The UK had a general election recently. There were surprising transfers of seats within the House of Commons. Even as I stayed up to watch the results coming in, I started thinking about ways I might try to visualise these transfers of political power. In this first part post of a short series, I’ll talk about how I impatiently got hold of the data I needed to create such a visualisation.

Existing visualisations

Over the last three years, many in the UK have been steadily exhausted by politics.

There was a general election in 2015, the referendum on membership of the EU last year in 2016, and just a few days ago (at the time of writing) another general election.

The flip side of this is that each time I’ve been impressed by a growing sophistication in the way the results have been visualised.

The BBC’s interactive map of the UK constituencies is a useful at a glance guide.

The BBC map shows traditional boundary representation.

The Guardian have gone for a geographically distorted but electorally more representative map of the results.

_The Guardian_ map features clusters of hexagons one can click on.

My recent favourite, aesthetically, has been on the Financial Times’ election results page, which I’ll come to later.

I’ve already written several posts on trying to visualise last year’s UK referendum on the EU while I got used to the D3 visualisation library as a tool. So I was keen to try to engage with and psychologically process this vote in the same way.

My impatience

Normally, you can find the data for elections and referenda on the UK’s Electoral Commission website. That’s where I got the data to play around with my visualisations of the EU results.

However, even at the time of publishing on Tuesday 13th June, days since results were declared, that data isn’t yet available.

I need to add a personal note here.

In the last month, I’ve had a recurrent corneal abrasion which has at times painfully blinded me in one eye. This is part of the reason for the recent cessation in my blog posts. The enforced break has made me really keen to get back to these projects and experiments.

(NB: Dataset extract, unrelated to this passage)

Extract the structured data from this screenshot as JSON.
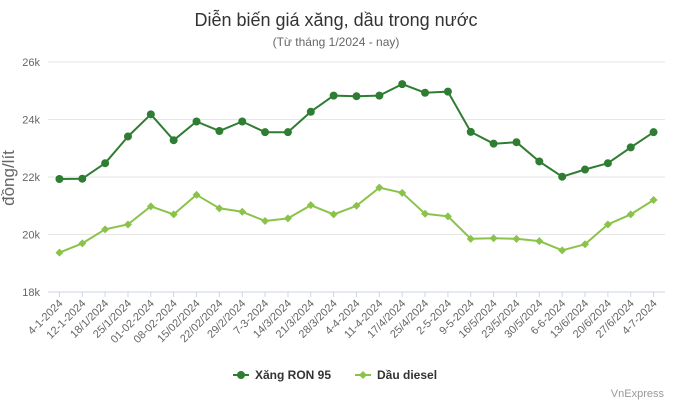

Combine that with the tension of a general election and by the time the weekend rolled round, I became incredibly impatient to get on with something.

I knew, to begin with, that I wanted to create a simple graph showing how seats had moved from one party to another since 2015.

So I looked into other ways I might get the data.

Finding the data

I really liked the Financial Times’ page on full constituency results.

I realised here that actually, the FT had all the data I needed for the visualisation I wanted to create.

The graph for Aberavon shows Labour MP Steve Kinnock's vote share going up.

The page features changing vote share for each major candidate in each seat from 2015 to 2017.

The graph for Aberdeen North shows Conservative candidate Ross Thomson taking the seat from incumbent SNP MP Callum McCaig.

I opened up the browser console to double-check:

document.getElementsByClassName("constituency-result")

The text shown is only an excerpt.